Quick on his feet, Adams blamed the "co-author," for inserting the false story.
"You said fired in school?"Adams asked the reporter. "I think the person who, the co-author of the book, may have misunderstood the exact someone." Don't you hate it when your uncredited co-author misunderstands the Exact Someone?
He went on, "There was an incident in school where someone pointed what they thought was a toy gun and they may have misunderstood—that book never got into print because we never went through the proofreading aspect of it."
This leads to another weird aspect to this already bizarre story. The book, which Adams claims never got into print, is available on Amazon for $24.70. That's another thing Adams is going to have to talk to Adams about. Maybe they can blame the ghostly co-author or Exact Someone for it.
Hell Gate, which broke the story, posted an update after receiving a statement from the Mayor's Office:
A mayoral spokesperson wrote Hell Gate in an email that the mayor is asking the publisher to stop selling the book.
"The mayor has already contacted the publisher, who is working to take the book out of circulation," the spokesperson wrote.
According to the Mayor's Office, the book was written by a ghostwriter, and Adams never reviewed the version that was read to him today.

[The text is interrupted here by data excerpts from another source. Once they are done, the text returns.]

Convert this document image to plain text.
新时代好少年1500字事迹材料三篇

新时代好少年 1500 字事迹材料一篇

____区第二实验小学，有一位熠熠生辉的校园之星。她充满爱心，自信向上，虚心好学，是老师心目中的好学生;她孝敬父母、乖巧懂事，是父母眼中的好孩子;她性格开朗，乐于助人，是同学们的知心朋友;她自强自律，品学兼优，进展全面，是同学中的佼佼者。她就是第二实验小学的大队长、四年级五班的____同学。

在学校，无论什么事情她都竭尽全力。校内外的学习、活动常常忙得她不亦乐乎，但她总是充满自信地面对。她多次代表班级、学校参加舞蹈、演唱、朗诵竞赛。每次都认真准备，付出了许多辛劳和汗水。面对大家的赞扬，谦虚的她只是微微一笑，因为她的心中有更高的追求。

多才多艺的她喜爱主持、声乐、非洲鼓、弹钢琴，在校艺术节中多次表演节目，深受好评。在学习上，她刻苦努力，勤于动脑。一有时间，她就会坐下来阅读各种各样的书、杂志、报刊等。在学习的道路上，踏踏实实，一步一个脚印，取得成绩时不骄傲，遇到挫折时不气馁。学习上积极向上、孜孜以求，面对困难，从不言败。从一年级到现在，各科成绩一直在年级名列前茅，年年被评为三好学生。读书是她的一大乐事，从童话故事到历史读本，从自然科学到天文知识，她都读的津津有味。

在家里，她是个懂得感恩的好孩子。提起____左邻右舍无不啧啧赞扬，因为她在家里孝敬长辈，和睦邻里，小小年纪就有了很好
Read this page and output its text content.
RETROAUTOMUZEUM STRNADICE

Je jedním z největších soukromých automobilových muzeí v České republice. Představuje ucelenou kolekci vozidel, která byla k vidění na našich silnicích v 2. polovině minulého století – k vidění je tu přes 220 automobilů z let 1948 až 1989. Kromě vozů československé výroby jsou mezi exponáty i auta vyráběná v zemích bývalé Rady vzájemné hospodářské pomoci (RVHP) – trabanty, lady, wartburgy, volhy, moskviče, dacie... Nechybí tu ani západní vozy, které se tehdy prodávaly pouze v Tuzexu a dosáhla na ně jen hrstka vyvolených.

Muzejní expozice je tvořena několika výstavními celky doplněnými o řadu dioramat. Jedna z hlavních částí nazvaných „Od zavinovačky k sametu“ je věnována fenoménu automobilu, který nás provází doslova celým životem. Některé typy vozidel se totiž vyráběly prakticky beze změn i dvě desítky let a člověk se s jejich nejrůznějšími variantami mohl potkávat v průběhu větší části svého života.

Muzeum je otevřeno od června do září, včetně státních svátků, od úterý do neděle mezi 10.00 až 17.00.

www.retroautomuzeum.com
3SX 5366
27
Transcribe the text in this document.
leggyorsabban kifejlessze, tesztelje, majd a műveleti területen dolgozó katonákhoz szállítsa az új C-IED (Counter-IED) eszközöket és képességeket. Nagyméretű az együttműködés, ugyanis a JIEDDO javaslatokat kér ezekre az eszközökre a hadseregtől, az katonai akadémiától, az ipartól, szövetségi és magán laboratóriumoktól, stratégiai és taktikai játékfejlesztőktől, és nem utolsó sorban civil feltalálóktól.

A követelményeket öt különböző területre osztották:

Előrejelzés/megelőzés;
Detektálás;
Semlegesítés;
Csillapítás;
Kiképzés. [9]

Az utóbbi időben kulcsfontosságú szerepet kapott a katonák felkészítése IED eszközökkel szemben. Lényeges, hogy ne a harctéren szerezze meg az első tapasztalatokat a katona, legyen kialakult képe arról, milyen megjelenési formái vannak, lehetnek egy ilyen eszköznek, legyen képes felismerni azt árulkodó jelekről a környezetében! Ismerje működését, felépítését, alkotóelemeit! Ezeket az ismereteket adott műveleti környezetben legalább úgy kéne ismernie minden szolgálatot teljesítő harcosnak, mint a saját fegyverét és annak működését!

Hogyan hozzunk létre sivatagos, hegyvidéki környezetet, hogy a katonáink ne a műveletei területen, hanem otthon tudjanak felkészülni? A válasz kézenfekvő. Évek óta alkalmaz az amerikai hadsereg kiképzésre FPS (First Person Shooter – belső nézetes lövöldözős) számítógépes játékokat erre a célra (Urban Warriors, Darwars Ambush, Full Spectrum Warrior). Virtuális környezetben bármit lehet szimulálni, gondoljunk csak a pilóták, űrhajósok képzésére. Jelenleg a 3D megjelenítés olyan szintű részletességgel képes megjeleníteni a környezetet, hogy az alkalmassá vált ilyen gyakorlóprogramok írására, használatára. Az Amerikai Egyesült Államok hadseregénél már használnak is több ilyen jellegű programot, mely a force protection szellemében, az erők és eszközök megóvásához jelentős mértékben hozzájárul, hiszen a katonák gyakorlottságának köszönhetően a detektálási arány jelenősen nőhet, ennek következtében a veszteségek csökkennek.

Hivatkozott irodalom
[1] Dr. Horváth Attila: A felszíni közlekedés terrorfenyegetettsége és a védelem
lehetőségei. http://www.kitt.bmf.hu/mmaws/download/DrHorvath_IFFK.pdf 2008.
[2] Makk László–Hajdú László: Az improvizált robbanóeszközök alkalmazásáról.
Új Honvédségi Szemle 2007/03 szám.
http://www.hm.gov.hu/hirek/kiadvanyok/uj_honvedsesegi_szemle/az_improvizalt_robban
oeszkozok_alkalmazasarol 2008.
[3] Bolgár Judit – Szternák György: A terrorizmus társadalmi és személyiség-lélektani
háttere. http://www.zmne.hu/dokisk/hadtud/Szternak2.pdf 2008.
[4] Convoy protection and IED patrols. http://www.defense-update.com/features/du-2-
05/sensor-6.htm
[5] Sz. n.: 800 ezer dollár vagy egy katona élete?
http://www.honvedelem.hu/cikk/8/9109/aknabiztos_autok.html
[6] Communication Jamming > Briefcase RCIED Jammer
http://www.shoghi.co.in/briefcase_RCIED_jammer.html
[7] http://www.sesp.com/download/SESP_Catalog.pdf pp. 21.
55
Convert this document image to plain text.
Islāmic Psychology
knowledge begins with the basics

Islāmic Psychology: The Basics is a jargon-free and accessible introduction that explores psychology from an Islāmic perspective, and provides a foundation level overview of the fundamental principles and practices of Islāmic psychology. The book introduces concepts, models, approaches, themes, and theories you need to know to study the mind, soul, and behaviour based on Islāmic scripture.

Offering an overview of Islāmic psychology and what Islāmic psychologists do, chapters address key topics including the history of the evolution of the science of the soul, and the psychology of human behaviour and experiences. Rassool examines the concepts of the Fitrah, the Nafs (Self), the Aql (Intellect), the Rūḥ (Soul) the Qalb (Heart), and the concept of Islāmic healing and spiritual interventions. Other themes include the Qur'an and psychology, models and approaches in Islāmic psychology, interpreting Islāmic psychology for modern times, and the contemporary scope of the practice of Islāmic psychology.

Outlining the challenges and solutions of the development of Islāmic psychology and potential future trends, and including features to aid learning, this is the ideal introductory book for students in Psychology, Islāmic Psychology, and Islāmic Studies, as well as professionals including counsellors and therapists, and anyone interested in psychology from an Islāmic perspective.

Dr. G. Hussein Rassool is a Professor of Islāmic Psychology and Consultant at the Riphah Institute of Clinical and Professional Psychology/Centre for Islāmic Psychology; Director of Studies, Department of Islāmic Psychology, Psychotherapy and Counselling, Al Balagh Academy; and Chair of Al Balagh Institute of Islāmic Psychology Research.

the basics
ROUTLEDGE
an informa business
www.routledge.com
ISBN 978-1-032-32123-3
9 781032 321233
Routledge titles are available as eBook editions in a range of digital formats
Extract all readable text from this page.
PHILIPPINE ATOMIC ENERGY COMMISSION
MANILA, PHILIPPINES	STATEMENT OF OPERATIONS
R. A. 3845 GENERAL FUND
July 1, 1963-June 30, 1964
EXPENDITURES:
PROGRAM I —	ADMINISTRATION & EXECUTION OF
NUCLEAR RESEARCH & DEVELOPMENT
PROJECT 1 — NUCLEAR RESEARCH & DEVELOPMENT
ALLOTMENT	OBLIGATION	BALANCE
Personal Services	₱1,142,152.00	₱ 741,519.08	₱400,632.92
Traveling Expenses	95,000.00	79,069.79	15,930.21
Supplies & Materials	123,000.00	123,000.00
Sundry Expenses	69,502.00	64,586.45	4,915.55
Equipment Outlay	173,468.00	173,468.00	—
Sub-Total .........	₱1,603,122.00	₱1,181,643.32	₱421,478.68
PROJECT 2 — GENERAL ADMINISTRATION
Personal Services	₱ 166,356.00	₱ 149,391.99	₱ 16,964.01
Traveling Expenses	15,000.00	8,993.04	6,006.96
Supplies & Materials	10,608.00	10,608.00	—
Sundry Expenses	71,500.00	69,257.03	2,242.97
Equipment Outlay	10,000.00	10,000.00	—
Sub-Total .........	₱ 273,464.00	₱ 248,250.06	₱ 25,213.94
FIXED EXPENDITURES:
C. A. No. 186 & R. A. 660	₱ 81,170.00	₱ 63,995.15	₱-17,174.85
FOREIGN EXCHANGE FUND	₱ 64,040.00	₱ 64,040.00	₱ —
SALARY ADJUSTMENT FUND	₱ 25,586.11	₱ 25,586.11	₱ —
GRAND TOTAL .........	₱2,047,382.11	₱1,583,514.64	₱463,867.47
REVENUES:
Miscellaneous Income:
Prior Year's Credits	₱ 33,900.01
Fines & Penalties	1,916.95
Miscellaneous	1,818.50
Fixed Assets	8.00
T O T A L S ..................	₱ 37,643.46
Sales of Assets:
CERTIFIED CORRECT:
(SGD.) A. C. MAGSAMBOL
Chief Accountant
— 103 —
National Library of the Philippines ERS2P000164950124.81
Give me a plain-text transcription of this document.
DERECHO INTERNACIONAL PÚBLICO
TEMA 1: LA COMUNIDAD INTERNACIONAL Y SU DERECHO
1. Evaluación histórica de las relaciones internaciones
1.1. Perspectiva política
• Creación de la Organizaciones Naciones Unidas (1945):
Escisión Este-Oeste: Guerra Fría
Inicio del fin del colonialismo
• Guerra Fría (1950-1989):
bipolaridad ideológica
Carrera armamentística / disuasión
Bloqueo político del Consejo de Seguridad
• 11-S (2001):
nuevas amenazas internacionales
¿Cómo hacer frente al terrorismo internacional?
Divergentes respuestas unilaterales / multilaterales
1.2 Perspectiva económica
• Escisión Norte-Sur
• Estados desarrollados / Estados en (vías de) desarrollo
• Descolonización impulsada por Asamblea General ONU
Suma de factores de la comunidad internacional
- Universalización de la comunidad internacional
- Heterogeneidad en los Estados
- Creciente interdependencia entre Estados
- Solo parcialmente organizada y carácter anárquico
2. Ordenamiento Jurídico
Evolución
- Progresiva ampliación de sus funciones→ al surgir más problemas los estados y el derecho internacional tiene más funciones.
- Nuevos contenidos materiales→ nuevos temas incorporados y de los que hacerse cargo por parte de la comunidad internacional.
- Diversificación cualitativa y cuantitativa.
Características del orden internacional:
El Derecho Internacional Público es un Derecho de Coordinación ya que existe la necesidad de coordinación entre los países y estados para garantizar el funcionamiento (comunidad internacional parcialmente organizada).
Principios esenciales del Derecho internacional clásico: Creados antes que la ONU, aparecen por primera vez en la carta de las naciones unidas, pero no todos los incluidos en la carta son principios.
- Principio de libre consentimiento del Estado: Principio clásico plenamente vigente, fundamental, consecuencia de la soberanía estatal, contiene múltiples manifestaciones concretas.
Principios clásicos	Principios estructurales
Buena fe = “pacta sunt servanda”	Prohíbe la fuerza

The Mayor's Office also insists that Adams had no idea the book was publicly available until today, and that the mayor never made any money off its sale.
Hell Gate followed up with three questions:
- Who was the "ghostwriter"?
- Xulon Press is a self-publishing company. Is the mayor saying that the ghostwriter self-published this book without his permission or knowledge?
- Does the mayor disavow the whole book?
The Mayor's Office responded to our email, but did not answer the questions, and merely reiterated that Adams never reviewed the book before it was published.
Hell Gate has filed a Freedom of Information Request for communications between Xulon Press and the Mayor's Office regarding Adams's request that the book be pulled from shelves.